Status: public benchmark explainer for @bilig/headless
This page is the short, shareable version of the WorkPaper benchmark claim. It turns the checked-in artifact into a plain-English evaluation guide without inflating what the benchmark can prove.
The current checked-in WorkPaper-vs-HyperFormula artifact records WorkPaper
46/46 mean-latency wins on scorecard-eligible comparable workloads:
| Lane | Comparable Workloads | WorkPaper Mean Wins | HyperFormula Mean Wins |
|---|---|---|---|
| Overall | 46 |
46 |
0 |
| Public | 38 |
38 |
0 |
| Holdout | 8 |
8 |
0 |
The artifact is
packages/benchmarks/baselines/workpaper-vs-hyperformula.json,
generated at 2026-05-06T14:54:57.091Z.
The overall directional mean-ratio geomean is 0.521767150331573, and the
overall directional p95-ratio geomean is 0.5359737705859149. Ratios below
1.0 mean WorkPaper is faster on that metric.

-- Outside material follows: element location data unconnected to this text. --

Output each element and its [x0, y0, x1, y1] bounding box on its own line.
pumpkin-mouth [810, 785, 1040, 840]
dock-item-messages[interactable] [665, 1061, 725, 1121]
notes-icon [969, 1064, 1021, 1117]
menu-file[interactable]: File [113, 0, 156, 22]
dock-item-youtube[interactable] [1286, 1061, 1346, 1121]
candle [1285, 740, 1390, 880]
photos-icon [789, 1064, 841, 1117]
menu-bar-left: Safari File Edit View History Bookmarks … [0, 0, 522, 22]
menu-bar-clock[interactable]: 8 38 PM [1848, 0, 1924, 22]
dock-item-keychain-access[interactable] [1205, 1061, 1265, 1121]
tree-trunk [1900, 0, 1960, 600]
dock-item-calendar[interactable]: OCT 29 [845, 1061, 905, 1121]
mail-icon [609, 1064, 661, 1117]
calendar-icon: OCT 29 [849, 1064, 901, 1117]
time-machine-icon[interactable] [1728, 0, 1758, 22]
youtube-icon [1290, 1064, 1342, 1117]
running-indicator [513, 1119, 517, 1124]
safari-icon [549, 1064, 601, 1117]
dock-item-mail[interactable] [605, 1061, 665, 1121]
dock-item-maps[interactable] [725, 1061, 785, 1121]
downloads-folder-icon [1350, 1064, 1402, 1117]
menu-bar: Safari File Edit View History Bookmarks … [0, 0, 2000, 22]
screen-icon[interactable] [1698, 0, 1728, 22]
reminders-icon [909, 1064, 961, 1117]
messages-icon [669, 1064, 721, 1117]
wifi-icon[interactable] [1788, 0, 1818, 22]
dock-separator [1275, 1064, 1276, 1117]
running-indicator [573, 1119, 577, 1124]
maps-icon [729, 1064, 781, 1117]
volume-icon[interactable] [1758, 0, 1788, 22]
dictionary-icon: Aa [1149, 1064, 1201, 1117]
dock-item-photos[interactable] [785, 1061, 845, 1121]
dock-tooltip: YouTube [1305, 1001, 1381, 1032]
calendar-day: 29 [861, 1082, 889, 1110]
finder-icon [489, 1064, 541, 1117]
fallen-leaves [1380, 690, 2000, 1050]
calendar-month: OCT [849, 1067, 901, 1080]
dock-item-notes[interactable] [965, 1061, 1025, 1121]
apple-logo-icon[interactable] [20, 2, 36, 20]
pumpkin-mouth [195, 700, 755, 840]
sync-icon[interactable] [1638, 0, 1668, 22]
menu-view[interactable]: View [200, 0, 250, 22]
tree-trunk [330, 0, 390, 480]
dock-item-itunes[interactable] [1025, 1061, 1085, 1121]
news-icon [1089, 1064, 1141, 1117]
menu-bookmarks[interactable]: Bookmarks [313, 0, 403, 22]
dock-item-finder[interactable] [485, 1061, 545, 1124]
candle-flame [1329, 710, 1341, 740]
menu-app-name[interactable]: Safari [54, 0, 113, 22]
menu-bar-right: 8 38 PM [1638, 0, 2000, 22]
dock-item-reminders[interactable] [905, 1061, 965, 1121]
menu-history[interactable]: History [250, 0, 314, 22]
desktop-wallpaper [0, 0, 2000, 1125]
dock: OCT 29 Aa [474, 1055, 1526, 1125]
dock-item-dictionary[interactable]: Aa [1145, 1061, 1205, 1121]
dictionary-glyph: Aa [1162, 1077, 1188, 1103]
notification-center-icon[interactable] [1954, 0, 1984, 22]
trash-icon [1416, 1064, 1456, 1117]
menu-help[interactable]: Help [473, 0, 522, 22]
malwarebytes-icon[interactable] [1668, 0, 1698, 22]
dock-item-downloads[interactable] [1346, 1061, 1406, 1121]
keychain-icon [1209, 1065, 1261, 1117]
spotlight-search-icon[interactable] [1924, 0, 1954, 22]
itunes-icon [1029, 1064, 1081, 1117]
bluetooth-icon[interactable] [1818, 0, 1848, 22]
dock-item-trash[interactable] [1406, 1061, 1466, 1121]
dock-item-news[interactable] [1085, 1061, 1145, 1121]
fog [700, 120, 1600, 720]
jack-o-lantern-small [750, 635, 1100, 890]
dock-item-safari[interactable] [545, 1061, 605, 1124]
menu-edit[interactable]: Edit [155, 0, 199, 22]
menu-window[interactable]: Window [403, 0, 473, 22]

It proves that the checked-in WorkPaper runtime is faster on mean latency across the current scorecard of directly comparable headless spreadsheet-engine workloads.
The covered families include workbook build and rebuild paths, runtime restore from snapshot, sheet lifecycle, named expressions, dirty execution, batch edits, structural row and column edits, range reads, aggregations, conditional aggregation, and lookup workloads.
It also proves that the benchmark claim is auditable from the repository. The expected scorecard shape is checked by:
pnpm workpaper:bench:competitive:check
It does not prove that bilig is a complete Excel clone.
It does not prove full formula parity with Excel, Google Sheets, or HyperFormula.
It does not prove that every p95 row is faster. The known p95 holdout is
lookup-approximate-duplicates, where the current WorkPaper-to-HyperFormula
p95 ratio is 1.043096403103571. The honest claim is 46/46 mean wins plus an
overall p95 geomean lead, not “faster on every p95 row.”
It does not prove that browser-grid rendering, import/export, collaboration, or every user workload is faster. This benchmark is about the headless WorkPaper runtime path.
It does not prove future results. If the artifact is regenerated and the scorecard changes, the public claim must change with it.
Mean latency answers: “what is the normal cost of this workload?”
p95 latency answers: “what happens near the slow end of this workload’s sample set?”
A workload can win on mean while losing one p95 row when a small number of slower samples move the tail. That is why bilig keeps both the headline mean claim and the p95 caveat visible.
For the benchmark evidence, start with:
docs/headless-workpaper-benchmark-evidence.mdpackages/benchmarks/baselines/workpaper-vs-hyperformula.jsonFor the API surface, run the published package or maintained example:
pnpm add @bilig/headless
cd examples/headless-workpaper
npm install
npm start
Short:
bilig’s WorkPaper benchmark currently records
46/46mean wins against HyperFormula-style headless workloads, with the p95 caveat documented instead of hidden.
Reply-sized:
the useful part is the audit trail: a checked-in benchmark artifact, a verify command, and an explicit p95 caveat. the claim is
46/46mean wins for the current comparable headless WorkPaper workloads, not “we are faster at everything.”